I would suggest the following ritual: think of what you shared, describe the connection that you had, how it felt, give it colors and sounds. Remember the laughter and the smiles. Take that good feeling and in your imagination, send it to your friend with a psychic “thank you”. Then, release her like a butterfly, letting go of all expectation and negativity. You may find that this simple act of “catch and release” gratitude may attract more friends into your life who’s lifestyle and sensibilities are a better fit with yours. Be kind to yourself!
Miss T’s first question and answer Welcome Miss T, our new advice columnist
Dear Miss T,
My problem is unrequited love. I publish a community magazine. I am losing money in the venture. I have to beg writers for submissions. While we have a loyal readership, friends and families barely read the articles, only under duress. My self-image is suffering. How do I get out before my heart is broken to bits?

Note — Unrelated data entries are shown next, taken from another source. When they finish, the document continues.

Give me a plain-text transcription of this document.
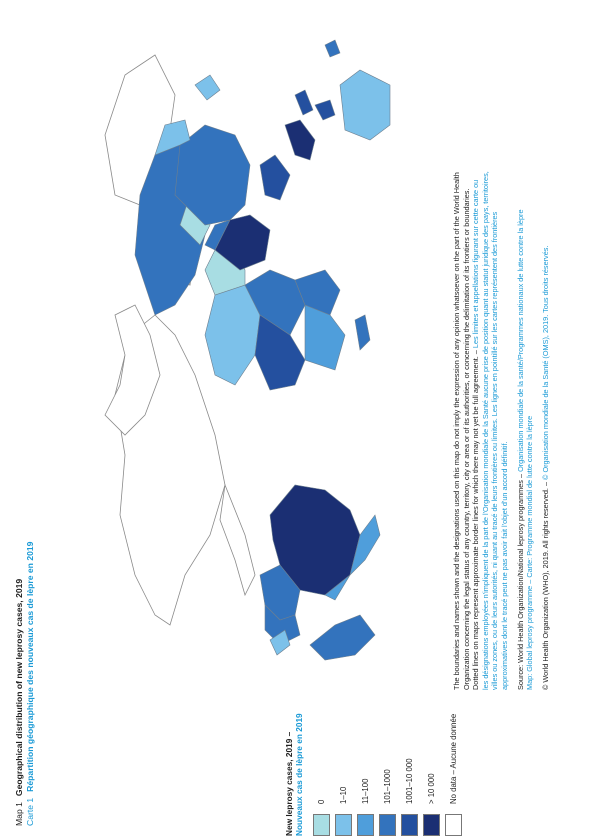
Map 1Geographical distribution of new leprosy cases, 2019
Carte 1Répartition géographique des nouveaux cas de lèpre en 2019	New leprosy cases, 2019 – Nouveaux cas de lèpre en 2019 0 1–10 11–100 101–1000 1001–10 000 > 10 000 No data – Aucune donnée

The boundaries and names shown and the designations used on this map do not imply the expression of any opinion whatsoever on the part of the World Health Organization concerning the legal status of any country, territory, city or area or of its authorities, or concerning the delimitation of its frontiers or boundaries. Dotted lines on maps represent approximate border lines for which there may not yet be full agreement. – Les limites et appellations figurant sur cette carte ou les désignations employées n'impliquent de la part de l'Organisation mondiale de la Santé aucune prise de position quant au statut juridique des pays, territoires, villes ou zones, ou de leurs autorités, ni quant au tracé de leurs frontières ou limites. Les lignes en pointillé sur les cartes représentent des frontières approximatives dont le tracé peut ne pas avoir fait l'objet d'un accord définitif. Source: World Health Organization/National leprosy programmes – Organisation mondiale de la santé/Programmes nationaux de lutte contre la lèpre
Map: Global leprosy programme – Carte: Programme mondial de lutte contre la lèpre © World Health Organization (WHO), 2019. All rights reserved. – © Organisation mondiale de la Santé (OMS), 2019. Tous droits réservés.
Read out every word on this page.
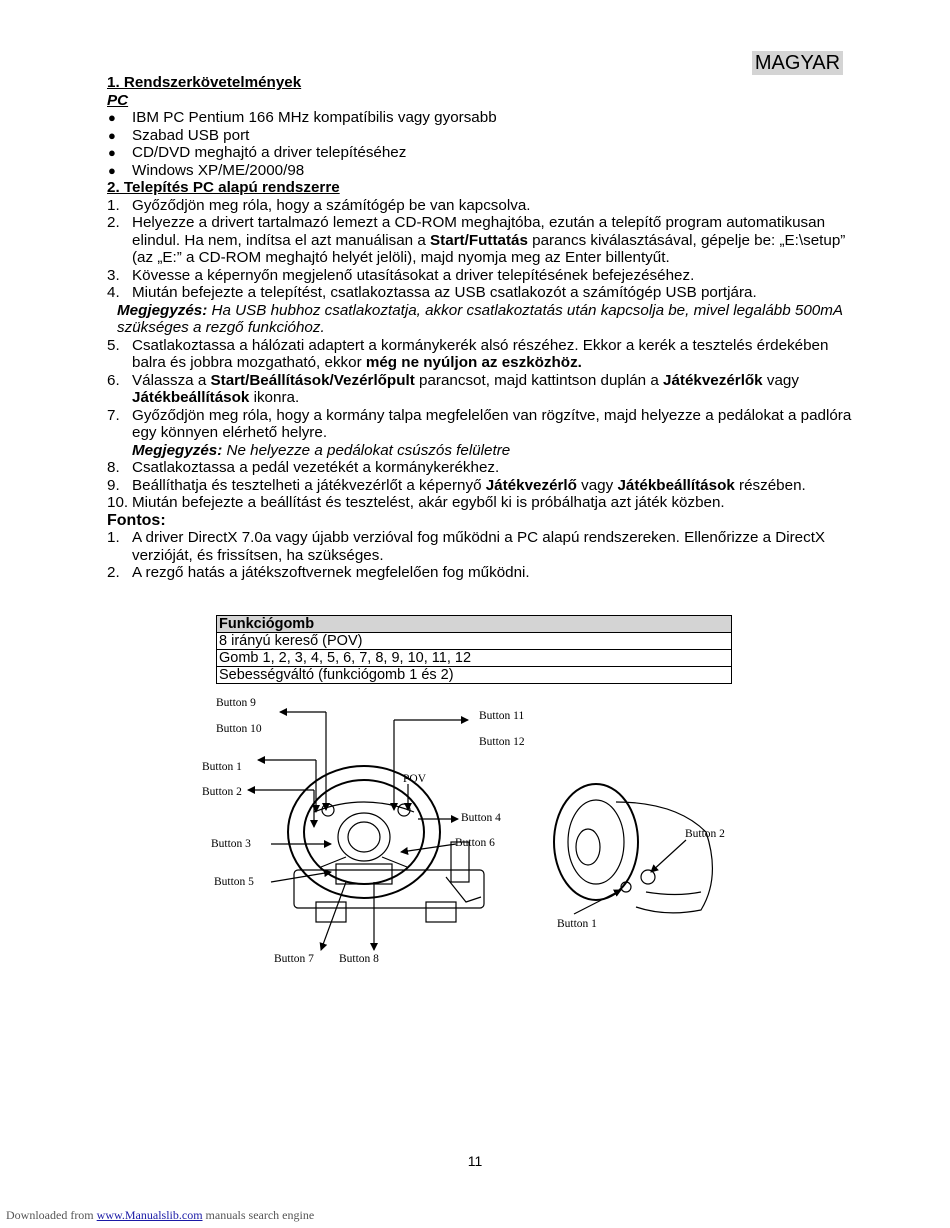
MAGYAR
1. Rendszerkövetelmények
PC
● IBM PC Pentium 166 MHz kompatíbilis vagy gyorsabb
● Szabad USB port
● CD/DVD meghajtó a driver telepítéséhez
● Windows XP/ME/2000/98
2. Telepítés PC alapú rendszerre
1. Győződjön meg róla, hogy a számítógép be van kapcsolva.
2. Helyezze a drivert tartalmazó lemezt a CD-ROM meghajtóba, ezután a telepítő program automatikusan elindul. Ha nem, indítsa el azt manuálisan a Start/Futtatás parancs kiválasztásával, gépelje be: „E:\setup” (az „E:” a CD-ROM meghajtó helyét jelöli), majd nyomja meg az Enter billentyűt.
3. Kövesse a képernyőn megjelenő utasításokat a driver telepítésének befejezéséhez.
4. Miután befejezte a telepítést, csatlakoztassa az USB csatlakozót a számítógép USB portjára.
Megjegyzés: Ha USB hubhoz csatlakoztatja, akkor csatlakoztatás után kapcsolja be, mivel legalább 500mA szükséges a rezgő funkcióhoz.
5. Csatlakoztassa a hálózati adaptert a kormánykerék alsó részéhez. Ekkor a kerék a tesztelés érdekében balra és jobbra mozgatható, ekkor még ne nyúljon az eszközhöz.
6. Válassza a Start/Beállítások/Vezérlőpult parancsot, majd kattintson duplán a Játékvezérlők vagy Játékbeállítások ikonra.
7. Győződjön meg róla, hogy a kormány talpa megfelelően van rögzítve, majd helyezze a pedálokat a padlóra egy könnyen elérhető helyre.
Megjegyzés: Ne helyezze a pedálokat csúszós felületre
8. Csatlakoztassa a pedál vezetékét a kormánykerékhez.
9. Beállíthatja és tesztelheti a játékvezérlőt a képernyő Játékvezérlő vagy Játékbeállítások részében.
10. Miután befejezte a beállítást és tesztelést, akár egyből ki is próbálhatja azt játék közben.
Fontos:
1. A driver DirectX 7.0a vagy újabb verzióval fog működni a PC alapú rendszereken. Ellenőrizze a DirectX verzióját, és frissítsen, ha szükséges.
2. A rezgő hatás a játékszoftvernek megfelelően fog működni.
Funkciógomb
8 irányú kereső (POV)
Gomb 1, 2, 3, 4, 5, 6, 7, 8, 9, 10, 11, 12
Sebességváltó (funkciógomb 1 és 2)
Button 9
Button 10
Button 11
Button 12
Button 1
Button 2
POV
Button 4
Button 3	Button 6
Button 5
Button 7 Button 8
Button 2
Button 1
11
Downloaded from www.Manualslib.com manuals search engine
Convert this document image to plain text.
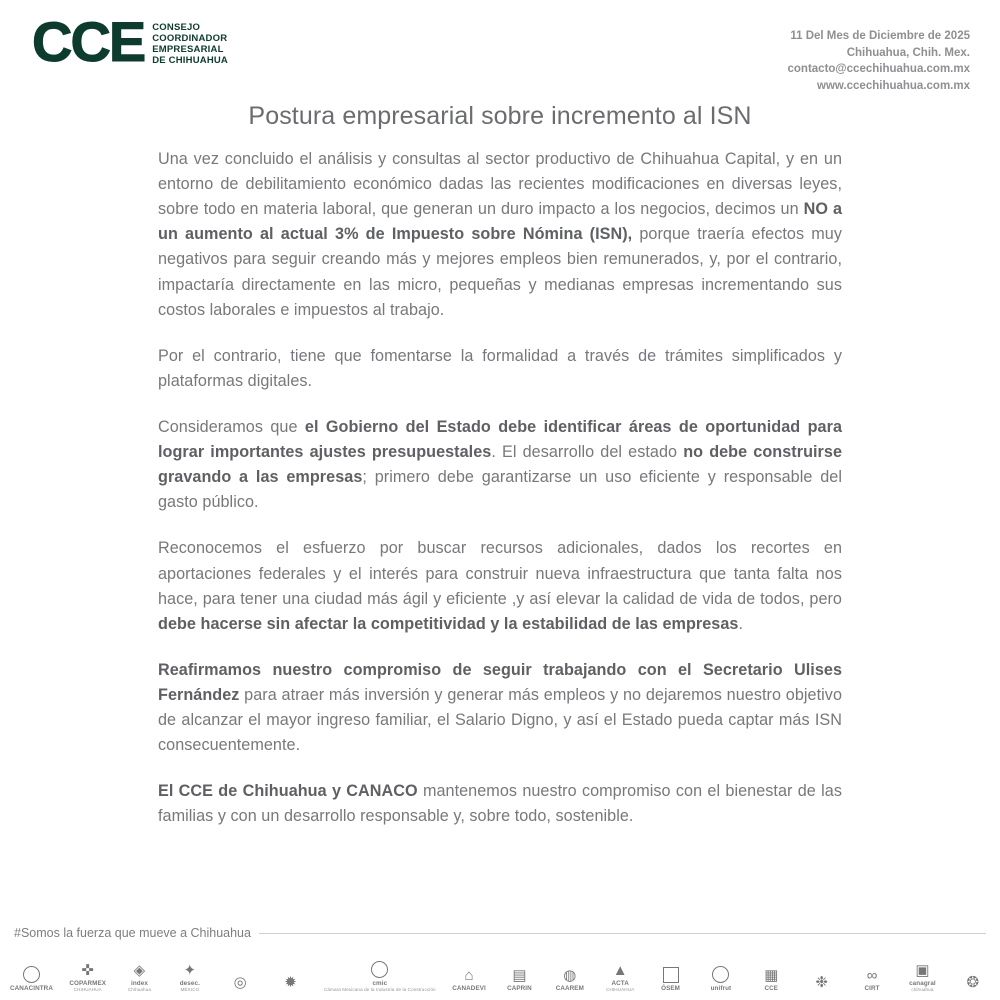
CCE CONSEJO
COORDINADOR
EMPRESARIAL
DE CHIHUAHUA
11 Del Mes de Diciembre de 2025
Chihuahua, Chih. Mex.
contacto@ccechihuahua.com.mx
www.ccechihuahua.com.mx
Postura empresarial sobre incremento al ISN

Una vez concluido el análisis y consultas al sector productivo de Chihuahua Capital, y en un entorno de debilitamiento económico dadas las recientes modificaciones en diversas leyes, sobre todo en materia laboral, que generan un duro impacto a los negocios, decimos un NO a un aumento al actual 3% de Impuesto sobre Nómina (ISN), porque traería efectos muy negativos para seguir creando más y mejores empleos bien remunerados, y, por el contrario, impactaría directamente en las micro, pequeñas y medianas empresas incrementando sus costos laborales e impuestos al trabajo.

Por el contrario, tiene que fomentarse la formalidad a través de trámites simplificados y plataformas digitales.

Consideramos que el Gobierno del Estado debe identificar áreas de oportunidad para lograr importantes ajustes presupuestales. El desarrollo del estado no debe construirse gravando a las empresas; primero debe garantizarse un uso eficiente y responsable del gasto público.

Reconocemos el esfuerzo por buscar recursos adicionales, dados los recortes en aportaciones federales y el interés para construir nueva infraestructura que tanta falta nos hace, para tener una ciudad más ágil y eficiente ,y así elevar la calidad de vida de todos, pero debe hacerse sin afectar la competitividad y la estabilidad de las empresas.

Reafirmamos nuestro compromiso de seguir trabajando con el Secretario Ulises Fernández para atraer más inversión y generar más empleos y no dejaremos nuestro objetivo de alcanzar el mayor ingreso familiar, el Salario Digno, y así el Estado pueda captar más ISN consecuentemente.

El CCE de Chihuahua y CANACO mantenemos nuestro compromiso con el bienestar de las familias y con un desarrollo responsable y, sobre todo, sostenible.

#Somos la fuerza que mueve a Chihuahua
CANACINTRA
✜
COPARMEX
CHIHUAHUA
◈
index
Chihuahua
✦
desec.
MÉXICO ◎	✹	cmic
Cámara Mexicana de la Industria de la Construcción
⌂
CANADEVI
▤
CAPRIN
◍
CAAREM
▲
ACTA
CHIHUAHUA	ÓSEM	unifrut
▦
CCE ❉	∞
CIRT
▣
canagral
chihuahua ❂
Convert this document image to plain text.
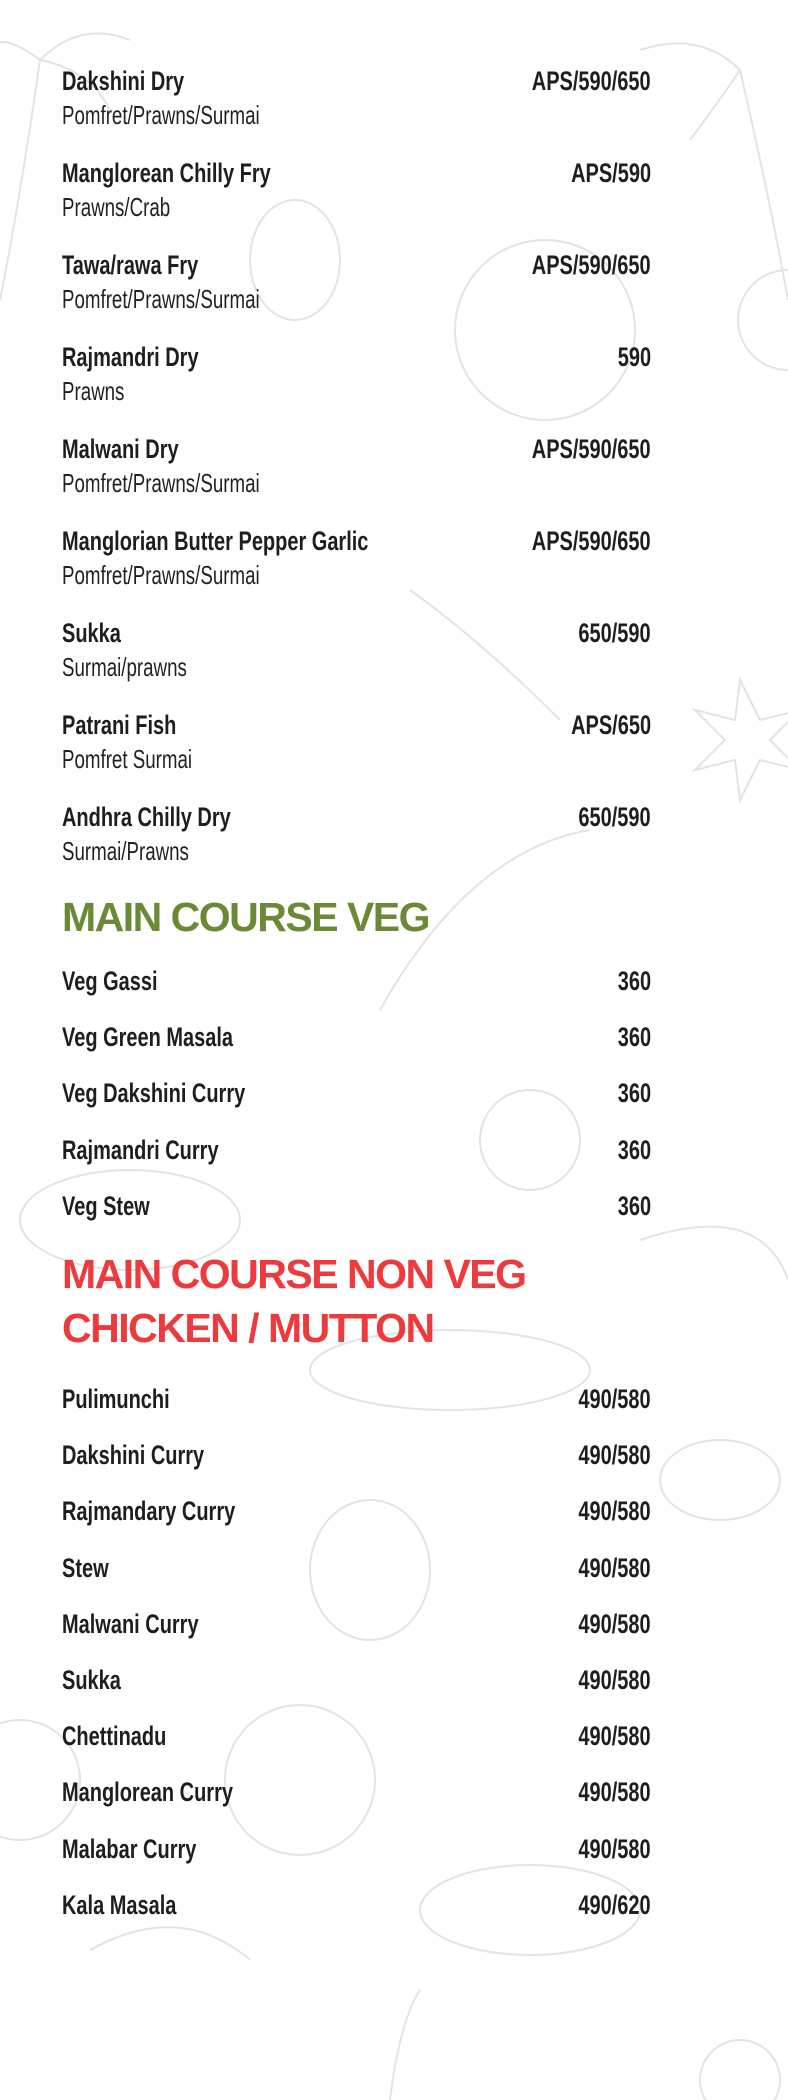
Dakshini Dry	APS/590/650
Pomfret/Prawns/Surmai
Manglorean Chilly Fry	APS/590
Prawns/Crab
Tawa/rawa Fry	APS/590/650
Pomfret/Prawns/Surmai
Rajmandri Dry	590
Prawns
Malwani Dry	APS/590/650
Pomfret/Prawns/Surmai
Manglorian Butter Pepper Garlic	APS/590/650
Pomfret/Prawns/Surmai
Sukka	650/590
Surmai/prawns
Patrani Fish	APS/650
Pomfret Surmai
Andhra Chilly Dry	650/590
Surmai/Prawns
MAIN COURSE VEG
Veg Gassi	360
Veg Green Masala	360
Veg Dakshini Curry	360
Rajmandri Curry	360
Veg Stew	360
MAIN COURSE NON VEG
CHICKEN / MUTTON
Pulimunchi	490/580
Dakshini Curry	490/580
Rajmandary Curry	490/580
Stew	490/580
Malwani Curry	490/580
Sukka	490/580
Chettinadu	490/580
Manglorean Curry	490/580
Malabar Curry	490/580
Kala Masala	490/620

We all suffer for our art and our passion. I for one work harder than anyone I know and make zero money. Oftentimes, we wonder why it even matters or does anyone care or see us. Rather than “get out”, it’s time to double down. Perhaps you should appeal more to the narcissism of your contributors. Find out what their passion is and ask them to write about it. Provide a framework, an organizing question and limit the time spent on it. Encourage them to share about topics big and small that offer wonder and the impetus to keep going in their own lives.
Miss T’s second question and answer Miss T gives sage advice in her second answer
Dear Miss T
From afar, I am in love with a journalist in my town. I read all his insightful articles and see him always talking around town whether at an art gallery, a museum, a sporting event, a literary talk, a chic restaurant, a celebrity mixer, a parade or a political rally.
While he’s often surrounded by a bevy of the most beautiful women of our town, I’m not sure he’s in a serious relationship. I think he’s the lonely brooding artist type. I am pretty sure he’s not gay.
My problem is that I am a shy girl. I don’t have the nerve to approach him and wouldn’t know what to say. Do you have any stalking suggestions?
The clues to the answer are in your question. Let me just say, first off, that stalking is illegal and is unlikely to end well. You describe him as a charismatic and moody social butterfly who enjoys the attention of women. Regardless of whether he is “available” or not, it appears that you have already put him on a pedestal from which he can only fall. We all have the tendency to idealize those whom we don’t really know. The problem with that is that fantasy can become obsession. It is possible that he has ignited your imagination which could stimulate your own creative expression. In that sense, it’s a good thing to feel alive. Maybe you are a writer also? Start journaling. Get out and meet other people.